The White House Council on Environmental Quality issued draft guidance for how federal agencies are required to comply with the National Environmental Policy Act, which requires agencies to conduct an environmental review of major federal decisions concerning gas pipelines, fossil fuel development on public lands, logging and other projects.
The Obama administration in 2016 began requiring all environmental impact statements conducted under NEPA to include an estimate of how a project would contribute to climate change in terms of greenhouse gas emissions.
The Trump administration withdrew that guidance in 2017 and is proposing to replace the Obama guidance with one that would prevent federal agencies from having to give greater consideration to greenhouse gas emissions than other environmental impacts.
The proposed guidance comes as President Donald Trump seeks to expand the use and development of the fossil fuels that cause climate change and roll back regulations that would rein in greenhouse gas emissions. Trump has cast doubt on established science that shows global warming is quickly becoming a global humanitarian, ecological and economic crisis.
If the guidance is finalized, agencies would have to project a federal project’s greenhouse gas emissions only when they are “substantial enough to warrant quantification, and when it is practicable” to do so.
Court decisions require federal agencies to consider the impacts of climate change regardless of White House guidance, said Michael Gerrard, founder and director of the Sabin Center for Climate Change Law at Columbia University.
“I think there’s less here than meets the eye,” Gerrard said. “This new draft guidance requires less detail than the Obama guidance, but it doesn’t alter the underlying requirement. This draft does not deny anthropogenic climate change or tell agencies to shut their eyes. That would be legally self-defeating.”
The draft CEQ guidance gives federal agencies more flexibility in quantifying a federal decision’s impacts on climate change, Gerrard said.
“It does not let agencies off the hook from disclosing greenhouse gases if those are significant,” he said.

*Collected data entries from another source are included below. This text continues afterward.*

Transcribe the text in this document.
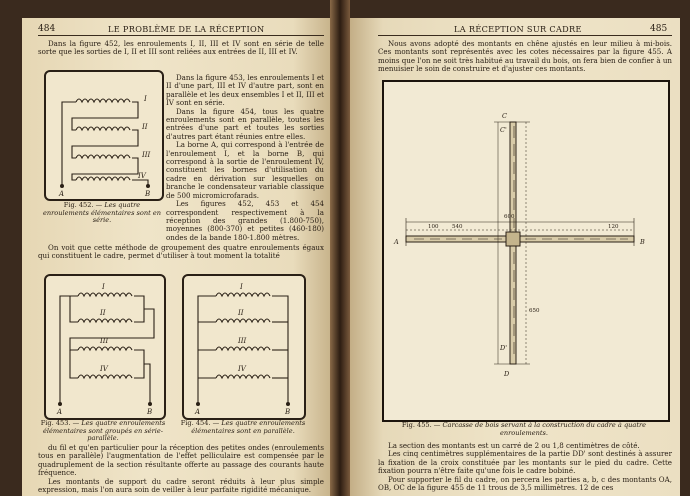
484	LE PROBLÈME DE LA RÉCEPTION

Dans la figure 452, les enroulements I, II, III et IV sont en série de telle sorte que les sorties de I, II et III sont reliées aux entrées de II, III et IV.

I
II
III
IV
A	B
Fig. 452. — Les quatre enroulements élémentaires sont en série.

Dans la figure 453, les enroulements I et II d'une part, III et IV d'autre part, sont en parallèle et les deux ensembles I et II, III et IV sont en série.

Dans la figure 454, tous les quatre enroulements sont en parallèle, toutes les entrées d'une part et toutes les sorties d'autres part étant réunies entre elles.

La borne A, qui correspond à l'entrée de l'enroulement I, et la borne B, qui correspond à la sortie de l'enroulement IV, constituent les bornes d'utilisation du cadre en dérivation sur lesquelles on branche le condensateur variable classique de 500 micromicrofarads.

Les figures 452, 453 et 454 correspondent respectivement à la réception des grandes (1.800-750), moyennes (800-370) et petites (460-180) ondes de la bande 180-1.800 mètres.

On voit que cette méthode de groupement des quatre enroulements égaux qui constituent le cadre, permet d'utiliser à tout moment la totalité

I
II
III
IV
A	B
I
II
III
IV
A	B
Fig. 453. — Les quatre enroulements élémentaires sont groupés en série-parallèle.
Fig. 454. — Les quatre enroulements élémentaires sont en parallèle.

du fil et qu'en particulier pour la réception des petites ondes (enroulements tous en parallèle) l'augmentation de l'effet pelliculaire est compensée par le quadruplement de la section résultante offerte au passage des courants haute fréquence.

Les montants de support du cadre seront réduits à leur plus simple expression, mais l'on aura soin de veiller à leur parfaite rigidité mécanique.

LA RÉCEPTION SUR CADRE	485

Nous avons adopté des montants en chêne ajustés en leur milieu à mi-bois. Ces montants sont représentés avec les cotes nécessaires par la figure 455. A moins que l'on ne soit très habitué au travail du bois, on fera bien de confier à un menuisier le soin de construire et d'ajuster ces montants.

A	B
C
D
D'
C'
600
100 540	120
650
Fig. 455. — Carcasse de bois servant à la construction du cadre à quatre enroulements.

La section des montants est un carré de 2 ou 1,8 centimètres de côté.

Les cinq centimètres supplémentaires de la partie DD' sont destinés à assurer la fixation de la croix constituée par les montants sur le pied du cadre. Cette fixation pourra n'être faite qu'une fois le cadre bobiné.

Pour supporter le fil du cadre, on percera les parties a, b, c des montants OA, OB, OC de la figure 455 de 11 trous de 3,5 millimètres. 12 de ces
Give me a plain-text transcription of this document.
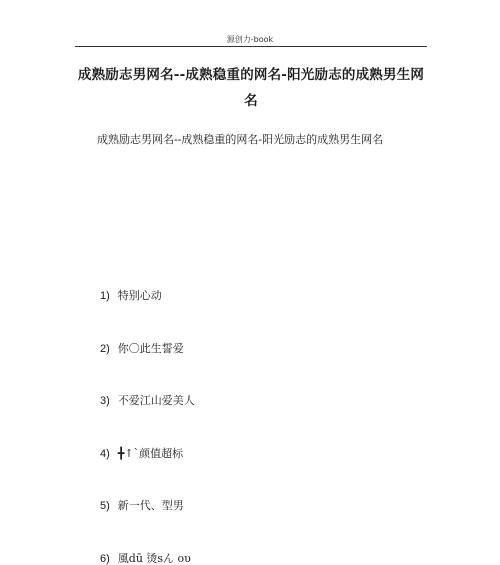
源创力-book
成熟励志男网名--成熟稳重的网名-阳光励志的成熟男生网名
成熟励志男网名--成熟稳重的网名-阳光励志的成熟男生网名
1) 特别心动
2) 你〇此生誓爱
3) 不爱江山爱美人
4) ╋↑`颜值超标
5) 新一代、型男
6) 風dū 烫sん ου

But the draft guidance doesn’t specify how significant a proposal’s greenhouse gas emissions would have to be to trigger an analysis of them, nor does it require agencies to consider ways to reduce the emissions as part of a proposal, according to a ClearView Energy Partners LLC analysis of the draft guidance.
Support for New Guidance
Rep. Rob Bishop (R-Utah), the ranking member of the House Committee on Natural Resources, said in a statement that the new draft guidance was “a needed step to limit excessive litigation exposure and provide clarity and consistency as federal agencies conduct environmental reviews.”
The American Petroleum Institute also approved, saying it would “streamline” NEPA.

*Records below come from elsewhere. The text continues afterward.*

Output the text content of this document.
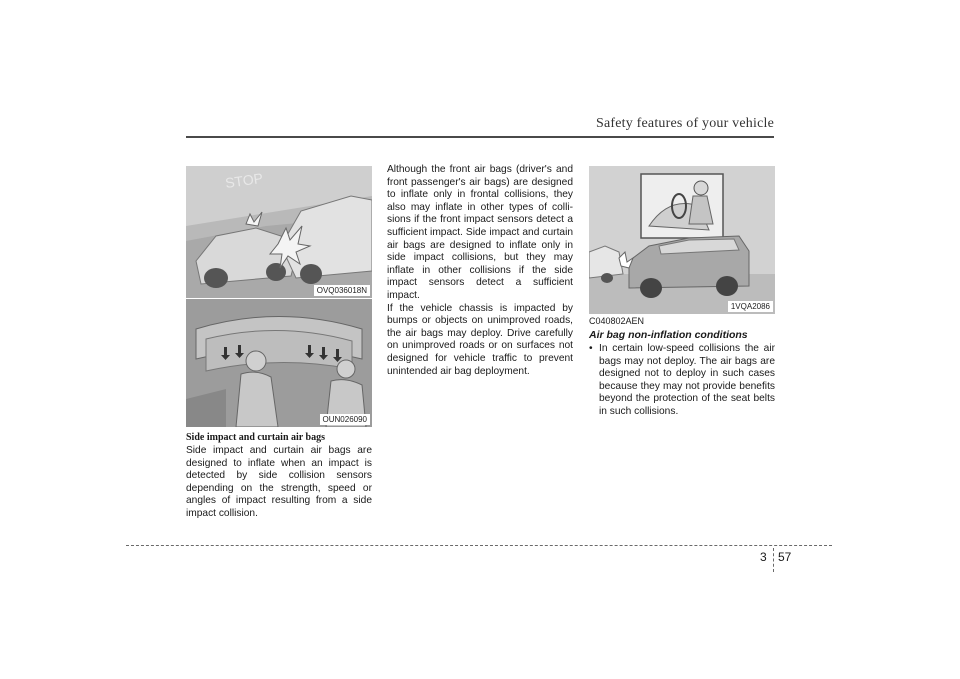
Safety features of your vehicle
STOP
OVQ036018N
OUN026090
1VQA2086
Side impact and curtain air bags

Side impact and curtain air bags are designed to inflate when an impact is detected by side collision sensors depending on the strength, speed or angles of impact resulting from a side impact collision.

Although the front air bags (driver's and front passenger's air bags) are designed to inflate only in frontal collisions, they also may inflate in other types of colli-sions if the front impact sensors detect a sufficient impact. Side impact and curtain air bags are designed to inflate only in side impact collisions, but they may inflate in other collisions if the side impact sensors detect a sufficient impact.

If the vehicle chassis is impacted by bumps or objects on unimproved roads, the air bags may deploy. Drive carefully on unimproved roads or on surfaces not designed for vehicle traffic to prevent unintended air bag deployment.

C040802AEN
Air bag non-inflation conditions
• In certain low-speed collisions the air bags may not deploy. The air bags are designed not to deploy in such cases because they may not provide benefits beyond the protection of the seat belts in such collisions.
3 57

“NEPA, which is a procedural statute only, increasingly has been misused to delay and prevent development, which negatively affects jobs, tax revenue and investment in communities across the country,” Howard Feldman, senior director of regulatory and scientific affairs for the American Petroleum Institute, said in a statement.

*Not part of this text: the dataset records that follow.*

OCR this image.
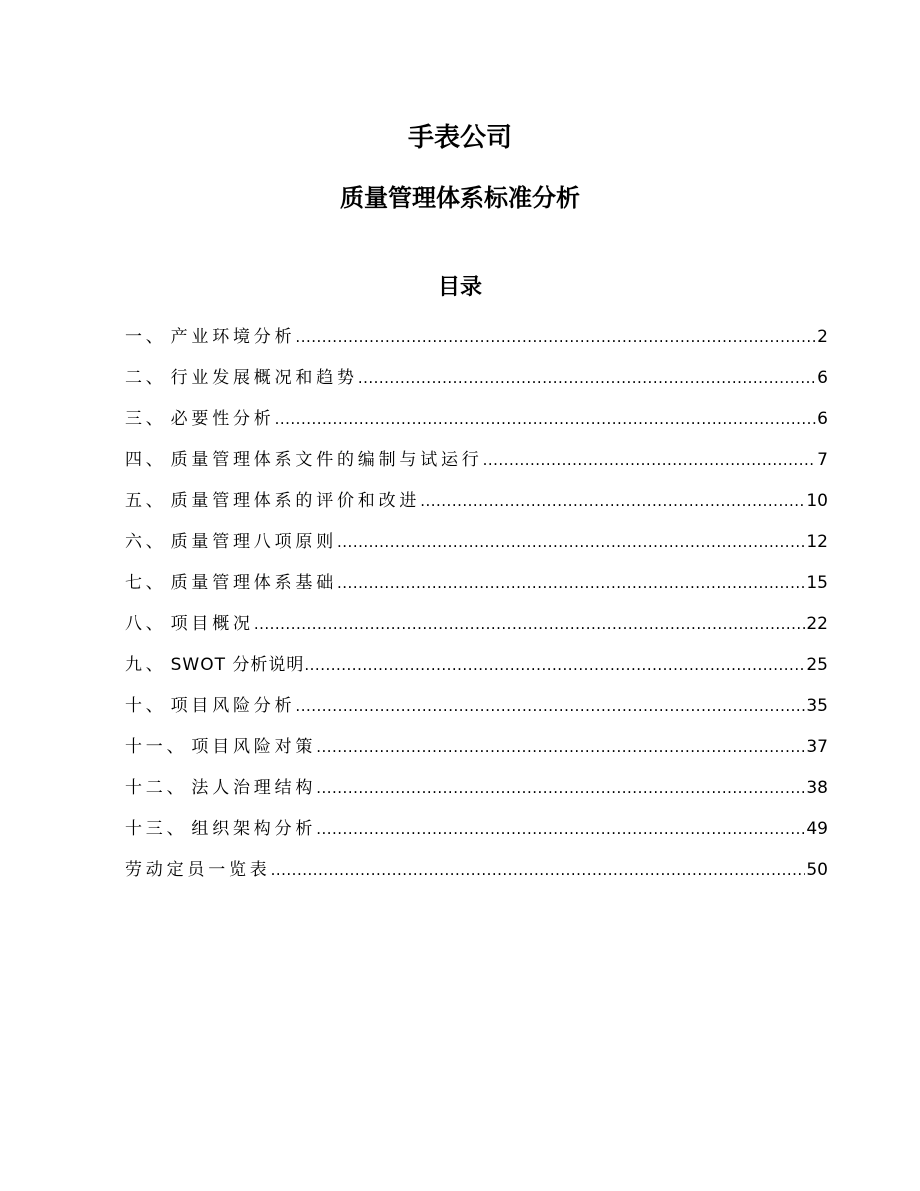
手表公司
质量管理体系标准分析
目录
一、 产业环境分析 .....	2
二、 行业发展概况和趋势 .....	6
三、 必要性分析 .....	6
四、 质量管理体系文件的编制与试运行 .....	7
五、 质量管理体系的评价和改进 .....	10
六、 质量管理八项原则 .....	12
七、 质量管理体系基础 .....	15
八、 项目概况 .....	22
九、 SWOT 分析说明 .....	25
十、 项目风险分析 .....	35
十一、 项目风险对策 .....	37
十二、 法人治理结构 .....	38
十三、 组织架构分析 .....	49
劳动定员一览表 .....	50
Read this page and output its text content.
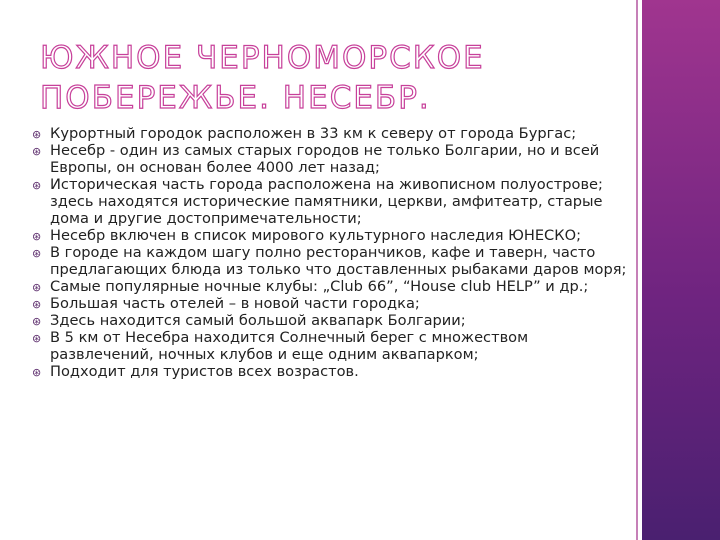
ЮЖНОЕ ЧЕРНОМОРСКОЕ
ПОБЕРЕЖЬЕ. НЕСЕБР.
⊛ Курортный городок расположен в 33 км к северу от города Бургас;
⊛ Несебр - один из самых старых городов не только Болгарии, но и всей Европы, он основан более 4000 лет назад;
⊛ Историческая часть города расположена на живописном полуострове; здесь находятся исторические памятники, церкви, амфитеатр, старые дома и другие достопримечательности;
⊛ Несебр включен в список мирового культурного наследия ЮНЕСКО;
⊛ В городе на каждом шагу полно ресторанчиков, кафе и таверн, часто предлагающих блюда из только что доставленных рыбаками даров моря;
⊛ Самые популярные ночные клубы: „Club 66”, “House club HELP” и др.;
⊛ Большая часть отелей – в новой части городка;
⊛ Здесь находится самый большой аквапарк Болгарии;
⊛ В 5 км от Несебра находится Солнечный берег с множеством развлечений, ночных клубов и еще одним аквапарком;
⊛ Подходит для туристов всех возрастов.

Environmental groups said the Trump administration is letting federal agencies get away with doing the bare minimum necessary to quantify federal actions’ impacts on the climate.
“The Trump White House is trying to force every federal agency to stick its head in the sand when it comes to climate change,” Brett Hartl, government affairs director for the Center for Biological Diversity, said in a statement. “While the rest of the world tries to fight global warming, our government will now be pouring more fuel on the fire.”